I often use web scraping code, of which the below is an example snippet, for looking at technology as part of an IT Assessment, Due Diligence or Review. For this post, I am assuming that the latest stable version of php and curl are installed and working. Below is some generic web scraping code that works well for most web sites.

5/20/20241 min read

I generally grab all of the text on the page and then sort through it. Once I have worked out what I want to keep then I discard the raw data.
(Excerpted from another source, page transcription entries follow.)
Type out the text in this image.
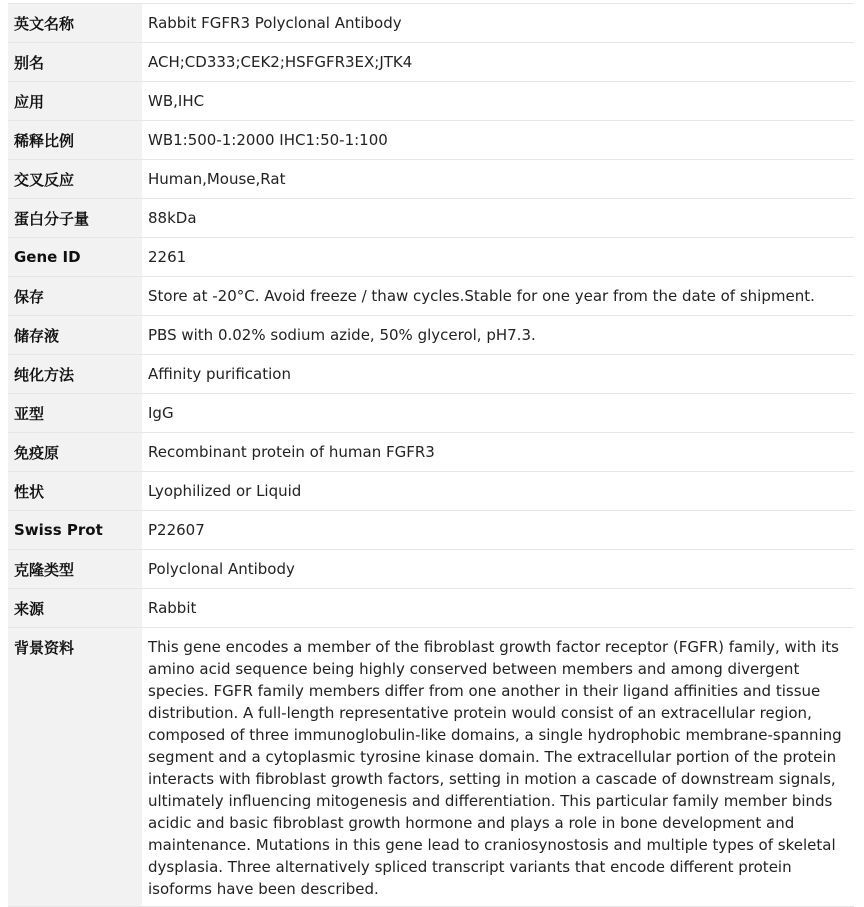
英文名称	Rabbit FGFR3 Polyclonal Antibody
别名	ACH;CD333;CEK2;HSFGFR3EX;JTK4
应用	WB,IHC
稀释比例	WB1:500-1:2000 IHC1:50-1:100
交叉反应	Human,Mouse,Rat
蛋白分子量	88kDa
Gene ID	2261
保存	Store at -20°C. Avoid freeze / thaw cycles.Stable for one year from the date of shipment.
储存液	PBS with 0.02% sodium azide, 50% glycerol, pH7.3.
纯化方法	Affinity purification
亚型	IgG
免疫原	Recombinant protein of human FGFR3
性状	Lyophilized or Liquid
Swiss Prot	P22607
克隆类型	Polyclonal Antibody
来源	Rabbit
背景资料	This gene encodes a member of the fibroblast growth factor receptor (FGFR) family, with its amino acid sequence being highly conserved between members and among divergent species. FGFR family members differ from one another in their ligand affinities and tissue distribution. A full-length representative protein would consist of an extracellular region, composed of three immunoglobulin-like domains, a single hydrophobic membrane-spanning segment and a cytoplasmic tyrosine kinase domain. The extracellular portion of the protein interacts with fibroblast growth factors, setting in motion a cascade of downstream signals, ultimately influencing mitogenesis and differentiation. This particular family member binds acidic and basic fibroblast growth hormone and plays a role in bone development and maintenance. Mutations in this gene lead to craniosynostosis and multiple types of skeletal dysplasia. Three alternatively spliced transcript variants that encode different protein isoforms have been described.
# $target is set to whatever web page url I am looking to scrape. I can update it so that if it finds Next or page 2 etc then it will cycle around again.

$target = "https://<web site url>";

# Curl needs a User Agent so that it can emulate the end user browser. I often have to play around with different User Agents before I find one that works reliably.

$user_agent = 'Mozilla/5.0 (X11; Linux x86_64) AppleWebKit/537.36';

# If going to use Tor then need to define a proxy and port. I tend not to use this.

$proxy = "127.0.0.1";

$port = "9050";

# get a cookie and set up the web scraping request

$ckfile = tempnam ("/home/pgroom", "targetwebpagecookie.txt");

$ch = curl_init($target);

curl_setopt($ch, CURLOPT_USERAGENT, $user_agent);

curl_setopt($ch, CURLOPT_URL, $target);

curl_setopt($ch, CURLOPT_CONNECTTIMEOUT, $timeout);

curl_setopt($ch, CURLOPT_FAILONERROR, TRUE);

curl_setopt($ch, CURLOPT_FOLLOWLOCATION, TRUE);

curl_setopt($ch, CURLOPT_MAXREDIRS, 4);

curl_setopt($ch, CURLOPT_COOKIESESSION, TRUE);

curl_setopt($ch, CURLOPT_COOKIEJAR, $ckfile);

curl_setopt($ch, CURLOPT_RETURNTRANSFER, TRUE);

curl_setopt($ch, CURLOPT_ENCODING, "");

# The next line is for debugging only and spits out the headers so you can look at the handshakes.

# curl_setopt($c, CURLOPT_VERBOSE, TRUE);

# The next two lines are required for https web sites and are not secure in any way. If I am productionising something then I tighten these up.

curl_setopt($ch, CURLOPT_SSL_VERIFYHOST, FALSE);

curl_setopt($ch, CURLOPT_SSL_VERIFYPEER, FALSE);

# This section is only required for Tor, hence why it is commented out

# curl_setopt($ch, CURLOPT_PROXYTYPE, 7);

# curl_setopt($ch, CURLOPT_PROXY, $proxy.':'.$port);

# This is where the actual web scraping request is made and errors (if any) are flagged.

$initpage = curl_exec($ch);

$curl_errno = curl_errno($ch);

$curl_error = curl_error($ch);

curl_close($ch);

# If there are any errors then they are displayed here.

if ($curl_errno > 0)

{

print "\nCurl error no:".$curl_errno;

print "\nCurl error:".$curl_error;

}

And that is all there really is to it and I hope that the above may prove useful. I have also written posts on Docker, Ansible and Selenium & Python.

Thanks

Pete